Professor Dorothy Chun from UC Santa Barbara’s Gevirtz School gave one of the keynote talks at the 8th Workshop on Speech and Language Technology in Education (SLaTE 2019) in Graz, Austria, on September 21, 2019. Her lecture was titled “It’s not what you say, it’s how you say it (or Der Ton macht die Musik): Visualizing tone and intonation in L2 speech.”

Based on her role as Editor-in-Chief of the journal Language Learning & Technology and on her research in the field of Computer-Assisted Pronunciation Teaching (CAPT), Chun provided a brief overview of current research on using speech technologies for second language learning (O’Brien et al., 2018), including automatic speech recognition (Van Doremalen et al., 2013) and text-to-speech (Hilbert et al., 2010). She then focused on one of the most challenging aspects of speech for L2 learners, namely prosody, and specifically outlined how technology might be used to help with the perception and production of L2 tone and intonation, sub-components of prosody. Prosody has been shown to be even more important than individual sounds for comprehensibility and intelligibility of (L2) speech (Munro & Derwing, 2011), yet it is difficult to teach and learn. Chun’s projects and research have involved the development and user studies of software and apps for teaching tone and intonation using multimodal technologies that provide learners with audio and visual input and feedback (Chun et al., 2015; Chun & Levis, forthcoming; Niebuhr et al., 2017). What is needed for the future are training and assessment tools for L2 intonation at the discourse level (e.g., Hardison, 2005, 2018; Wang et al., 2017). A critical component will be how to provide usable feedback to learners based on the acoustic visualizations.

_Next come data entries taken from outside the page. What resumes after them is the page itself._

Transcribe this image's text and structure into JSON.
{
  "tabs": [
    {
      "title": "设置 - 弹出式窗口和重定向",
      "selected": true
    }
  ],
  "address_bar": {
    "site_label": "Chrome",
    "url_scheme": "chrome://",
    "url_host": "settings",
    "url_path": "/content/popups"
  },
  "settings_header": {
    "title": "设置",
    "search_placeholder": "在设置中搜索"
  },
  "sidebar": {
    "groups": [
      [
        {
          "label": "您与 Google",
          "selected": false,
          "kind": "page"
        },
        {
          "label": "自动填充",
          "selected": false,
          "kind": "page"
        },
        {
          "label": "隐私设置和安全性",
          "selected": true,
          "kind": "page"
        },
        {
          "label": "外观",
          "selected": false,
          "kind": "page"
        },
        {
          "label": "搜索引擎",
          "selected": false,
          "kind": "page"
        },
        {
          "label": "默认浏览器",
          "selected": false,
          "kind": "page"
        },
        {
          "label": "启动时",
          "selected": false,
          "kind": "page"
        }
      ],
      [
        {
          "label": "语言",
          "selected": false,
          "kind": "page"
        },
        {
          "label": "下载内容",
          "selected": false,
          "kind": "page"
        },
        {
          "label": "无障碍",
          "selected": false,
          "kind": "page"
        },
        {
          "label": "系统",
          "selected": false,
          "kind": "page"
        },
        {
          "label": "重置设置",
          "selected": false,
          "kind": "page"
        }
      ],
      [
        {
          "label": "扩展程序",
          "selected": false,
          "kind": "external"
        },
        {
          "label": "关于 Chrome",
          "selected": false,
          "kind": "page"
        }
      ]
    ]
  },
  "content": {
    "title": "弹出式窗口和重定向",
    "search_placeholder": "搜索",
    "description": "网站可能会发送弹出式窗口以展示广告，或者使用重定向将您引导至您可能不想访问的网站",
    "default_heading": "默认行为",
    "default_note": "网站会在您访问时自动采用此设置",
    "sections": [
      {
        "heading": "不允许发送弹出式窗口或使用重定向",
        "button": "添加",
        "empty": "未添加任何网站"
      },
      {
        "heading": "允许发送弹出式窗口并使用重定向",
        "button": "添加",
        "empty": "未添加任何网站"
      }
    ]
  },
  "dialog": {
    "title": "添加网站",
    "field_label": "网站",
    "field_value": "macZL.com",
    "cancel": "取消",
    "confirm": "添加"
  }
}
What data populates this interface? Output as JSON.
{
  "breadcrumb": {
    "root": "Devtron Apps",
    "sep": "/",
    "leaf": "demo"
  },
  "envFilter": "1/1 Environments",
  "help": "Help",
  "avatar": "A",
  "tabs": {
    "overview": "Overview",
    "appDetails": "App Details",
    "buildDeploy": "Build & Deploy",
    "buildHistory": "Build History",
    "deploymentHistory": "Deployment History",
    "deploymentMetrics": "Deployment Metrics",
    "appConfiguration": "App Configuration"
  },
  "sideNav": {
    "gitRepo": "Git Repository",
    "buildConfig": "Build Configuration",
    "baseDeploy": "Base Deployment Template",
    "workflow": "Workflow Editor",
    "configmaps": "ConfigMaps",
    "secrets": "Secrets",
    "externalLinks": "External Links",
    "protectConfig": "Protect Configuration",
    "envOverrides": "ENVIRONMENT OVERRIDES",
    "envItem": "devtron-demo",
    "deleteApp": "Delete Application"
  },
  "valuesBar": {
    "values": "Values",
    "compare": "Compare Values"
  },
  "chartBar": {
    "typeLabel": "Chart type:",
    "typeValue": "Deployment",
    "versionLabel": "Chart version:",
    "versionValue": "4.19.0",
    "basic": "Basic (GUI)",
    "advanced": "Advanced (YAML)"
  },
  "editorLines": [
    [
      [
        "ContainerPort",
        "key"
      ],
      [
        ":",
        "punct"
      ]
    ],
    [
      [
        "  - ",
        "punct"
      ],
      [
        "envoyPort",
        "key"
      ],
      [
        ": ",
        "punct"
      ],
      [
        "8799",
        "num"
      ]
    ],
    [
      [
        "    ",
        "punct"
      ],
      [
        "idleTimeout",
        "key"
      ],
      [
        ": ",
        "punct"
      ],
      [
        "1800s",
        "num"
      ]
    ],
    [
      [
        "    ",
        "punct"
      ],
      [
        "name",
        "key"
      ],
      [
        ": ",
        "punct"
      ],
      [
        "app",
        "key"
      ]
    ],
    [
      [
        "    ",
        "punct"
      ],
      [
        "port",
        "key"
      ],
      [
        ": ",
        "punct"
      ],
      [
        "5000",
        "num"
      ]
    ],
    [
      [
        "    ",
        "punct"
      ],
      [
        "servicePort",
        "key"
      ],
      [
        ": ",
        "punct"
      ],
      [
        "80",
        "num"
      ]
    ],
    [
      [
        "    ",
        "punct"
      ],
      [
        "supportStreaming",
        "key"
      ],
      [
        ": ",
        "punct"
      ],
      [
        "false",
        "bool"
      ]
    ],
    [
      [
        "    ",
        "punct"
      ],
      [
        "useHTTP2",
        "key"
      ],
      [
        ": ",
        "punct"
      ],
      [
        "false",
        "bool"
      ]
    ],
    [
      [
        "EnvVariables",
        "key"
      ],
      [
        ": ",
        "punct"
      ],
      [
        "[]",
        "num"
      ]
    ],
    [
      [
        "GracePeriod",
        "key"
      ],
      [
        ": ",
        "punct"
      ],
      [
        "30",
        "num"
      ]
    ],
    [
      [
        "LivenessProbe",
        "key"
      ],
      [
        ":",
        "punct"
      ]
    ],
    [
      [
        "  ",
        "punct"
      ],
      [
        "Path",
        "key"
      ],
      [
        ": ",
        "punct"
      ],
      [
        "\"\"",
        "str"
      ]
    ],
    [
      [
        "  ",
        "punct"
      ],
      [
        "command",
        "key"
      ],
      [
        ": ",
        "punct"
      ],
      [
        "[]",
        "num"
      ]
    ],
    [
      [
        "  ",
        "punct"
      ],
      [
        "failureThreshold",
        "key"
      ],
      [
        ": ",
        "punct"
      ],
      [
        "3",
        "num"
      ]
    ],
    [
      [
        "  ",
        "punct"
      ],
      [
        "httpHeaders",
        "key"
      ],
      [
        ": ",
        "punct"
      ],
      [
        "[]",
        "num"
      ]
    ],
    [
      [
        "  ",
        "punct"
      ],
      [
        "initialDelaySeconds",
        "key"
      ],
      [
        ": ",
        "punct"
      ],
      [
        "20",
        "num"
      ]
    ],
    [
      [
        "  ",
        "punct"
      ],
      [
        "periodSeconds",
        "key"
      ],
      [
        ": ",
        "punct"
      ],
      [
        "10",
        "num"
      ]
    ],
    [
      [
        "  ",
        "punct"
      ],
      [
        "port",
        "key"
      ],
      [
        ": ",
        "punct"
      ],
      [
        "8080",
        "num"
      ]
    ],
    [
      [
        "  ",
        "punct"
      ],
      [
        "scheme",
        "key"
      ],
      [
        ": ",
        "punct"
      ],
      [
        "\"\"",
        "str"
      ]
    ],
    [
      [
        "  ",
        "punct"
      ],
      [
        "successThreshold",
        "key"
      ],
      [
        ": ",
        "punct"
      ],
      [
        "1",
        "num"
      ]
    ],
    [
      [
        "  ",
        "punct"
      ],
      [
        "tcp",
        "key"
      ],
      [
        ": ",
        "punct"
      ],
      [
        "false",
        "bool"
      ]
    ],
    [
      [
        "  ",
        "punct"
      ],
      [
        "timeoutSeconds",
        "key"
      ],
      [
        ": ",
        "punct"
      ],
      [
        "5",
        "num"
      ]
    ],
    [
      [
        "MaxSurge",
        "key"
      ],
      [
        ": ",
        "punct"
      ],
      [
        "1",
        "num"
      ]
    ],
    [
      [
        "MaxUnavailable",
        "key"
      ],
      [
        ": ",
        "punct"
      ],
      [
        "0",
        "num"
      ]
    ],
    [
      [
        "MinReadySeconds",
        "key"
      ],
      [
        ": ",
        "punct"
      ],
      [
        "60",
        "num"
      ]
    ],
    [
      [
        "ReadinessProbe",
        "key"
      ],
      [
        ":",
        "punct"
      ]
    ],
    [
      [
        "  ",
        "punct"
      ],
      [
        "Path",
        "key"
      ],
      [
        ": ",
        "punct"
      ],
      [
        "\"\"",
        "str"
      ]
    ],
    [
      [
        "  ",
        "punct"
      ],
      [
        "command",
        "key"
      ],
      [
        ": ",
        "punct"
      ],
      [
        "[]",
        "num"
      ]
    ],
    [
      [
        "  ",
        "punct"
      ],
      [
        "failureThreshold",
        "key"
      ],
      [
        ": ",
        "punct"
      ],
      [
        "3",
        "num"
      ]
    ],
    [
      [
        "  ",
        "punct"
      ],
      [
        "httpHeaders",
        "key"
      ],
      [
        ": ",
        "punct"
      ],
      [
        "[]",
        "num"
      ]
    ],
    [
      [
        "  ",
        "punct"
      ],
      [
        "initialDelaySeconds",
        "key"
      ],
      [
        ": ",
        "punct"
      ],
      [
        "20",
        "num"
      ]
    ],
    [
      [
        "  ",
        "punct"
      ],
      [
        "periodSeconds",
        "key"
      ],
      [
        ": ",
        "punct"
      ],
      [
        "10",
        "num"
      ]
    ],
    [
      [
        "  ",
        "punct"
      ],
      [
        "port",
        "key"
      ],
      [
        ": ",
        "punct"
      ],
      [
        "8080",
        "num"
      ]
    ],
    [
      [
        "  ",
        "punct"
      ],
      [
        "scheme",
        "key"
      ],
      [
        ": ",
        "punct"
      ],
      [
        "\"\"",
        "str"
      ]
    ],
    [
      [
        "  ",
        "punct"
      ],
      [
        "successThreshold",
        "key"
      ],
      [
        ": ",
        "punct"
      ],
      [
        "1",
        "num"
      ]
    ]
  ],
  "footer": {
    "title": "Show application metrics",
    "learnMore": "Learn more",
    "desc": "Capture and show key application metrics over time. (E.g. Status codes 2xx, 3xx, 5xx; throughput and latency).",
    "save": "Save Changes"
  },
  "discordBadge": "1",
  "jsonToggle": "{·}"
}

She suggested ways that applied linguistics and speech technologists can fruitfully collaborate to advance cutting edge technologies for contextualized utterances and visualizations of intonation patterns that concretely display how “it’s not what you say but how you say it.”

SLaTE 2019 was sponsored by the International Speech Communication Association’s Special Interest Group on Speech and Language Technology in Education (SIG-SLATE). The main aim of SIG-SLaTE is to bring together researchers and practitioners from academia and industry working on the use of speech and natural language processing for educational purposes.

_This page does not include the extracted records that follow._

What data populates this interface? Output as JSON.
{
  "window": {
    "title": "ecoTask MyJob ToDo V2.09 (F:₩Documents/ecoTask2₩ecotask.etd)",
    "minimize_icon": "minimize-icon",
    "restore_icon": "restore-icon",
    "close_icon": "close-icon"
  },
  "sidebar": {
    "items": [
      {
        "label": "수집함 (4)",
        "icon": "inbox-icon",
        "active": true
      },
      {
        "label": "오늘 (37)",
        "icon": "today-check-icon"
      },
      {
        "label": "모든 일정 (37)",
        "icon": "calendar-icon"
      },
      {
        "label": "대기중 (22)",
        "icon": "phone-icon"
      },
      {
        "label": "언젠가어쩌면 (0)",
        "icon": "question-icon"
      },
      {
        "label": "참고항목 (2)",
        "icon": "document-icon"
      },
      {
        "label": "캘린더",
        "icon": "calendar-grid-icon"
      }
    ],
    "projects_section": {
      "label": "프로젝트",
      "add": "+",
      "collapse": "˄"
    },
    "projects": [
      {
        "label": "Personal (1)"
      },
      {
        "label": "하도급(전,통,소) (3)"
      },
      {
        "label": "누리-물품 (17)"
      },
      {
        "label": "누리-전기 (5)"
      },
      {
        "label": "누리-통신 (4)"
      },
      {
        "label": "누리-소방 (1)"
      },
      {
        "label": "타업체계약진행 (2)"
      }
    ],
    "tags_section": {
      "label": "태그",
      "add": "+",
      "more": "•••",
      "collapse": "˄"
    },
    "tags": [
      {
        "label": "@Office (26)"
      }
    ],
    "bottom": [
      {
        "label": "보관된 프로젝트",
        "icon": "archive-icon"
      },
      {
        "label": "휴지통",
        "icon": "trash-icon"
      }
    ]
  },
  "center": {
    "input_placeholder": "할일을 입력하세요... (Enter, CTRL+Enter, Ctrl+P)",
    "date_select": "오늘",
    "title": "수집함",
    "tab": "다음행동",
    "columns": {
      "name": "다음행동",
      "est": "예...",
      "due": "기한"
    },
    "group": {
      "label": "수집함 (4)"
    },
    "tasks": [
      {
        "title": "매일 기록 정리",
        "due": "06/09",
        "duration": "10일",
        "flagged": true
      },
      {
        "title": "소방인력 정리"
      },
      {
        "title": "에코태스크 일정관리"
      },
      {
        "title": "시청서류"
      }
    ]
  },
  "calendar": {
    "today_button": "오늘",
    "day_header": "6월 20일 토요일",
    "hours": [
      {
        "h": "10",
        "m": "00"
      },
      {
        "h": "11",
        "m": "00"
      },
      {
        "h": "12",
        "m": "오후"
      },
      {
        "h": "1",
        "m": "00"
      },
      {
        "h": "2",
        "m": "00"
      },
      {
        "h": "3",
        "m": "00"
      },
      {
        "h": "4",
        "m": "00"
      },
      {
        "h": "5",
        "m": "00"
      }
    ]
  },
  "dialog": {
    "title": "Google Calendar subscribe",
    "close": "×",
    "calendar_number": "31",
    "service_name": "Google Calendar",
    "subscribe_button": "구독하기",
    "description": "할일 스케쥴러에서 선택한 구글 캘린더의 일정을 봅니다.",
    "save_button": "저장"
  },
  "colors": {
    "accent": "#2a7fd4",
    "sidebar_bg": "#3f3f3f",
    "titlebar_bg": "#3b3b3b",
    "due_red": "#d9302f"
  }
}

Dorothy M. Chun is a Professor in the Department of Education. She received her Ph.D. from UC Berkeley in historical Germanic linguistics but transitioned to the fields of second language acquisition and applied linguistics shortly thereafter. Her passion has been researching and exploring how second languages are learned and how technology can be leveraged to enhance the learning of language and culture. Her research areas include: L2 phonology and intonation, L2 reading and vocabulary acquisition, computer-assisted language learning (CALL) and telecollaboration for intercultural learning. She has conducted studies on cognitive process in learning with multimedia and has authored courseware for language and culture acquisition. Her recent research investigates how computer applications can help speakers of non-tonal languages learn tonal languages by visualizing the pitch curves they produce and comparing them with the pitch curves of native speakers. Other research projects involve using online communication tools to help second language learners interact with native speakers of the L2, thereby being exposed to authentic language use and having the opportunity to co-construct knowledge with their peers about another culture. Since 2000, she has been the Editor in Chief of the online journal Language Learning and Technology and in 2004 became the founding director of the Ph.D. Emphasis in Applied Linguistics at UCSB.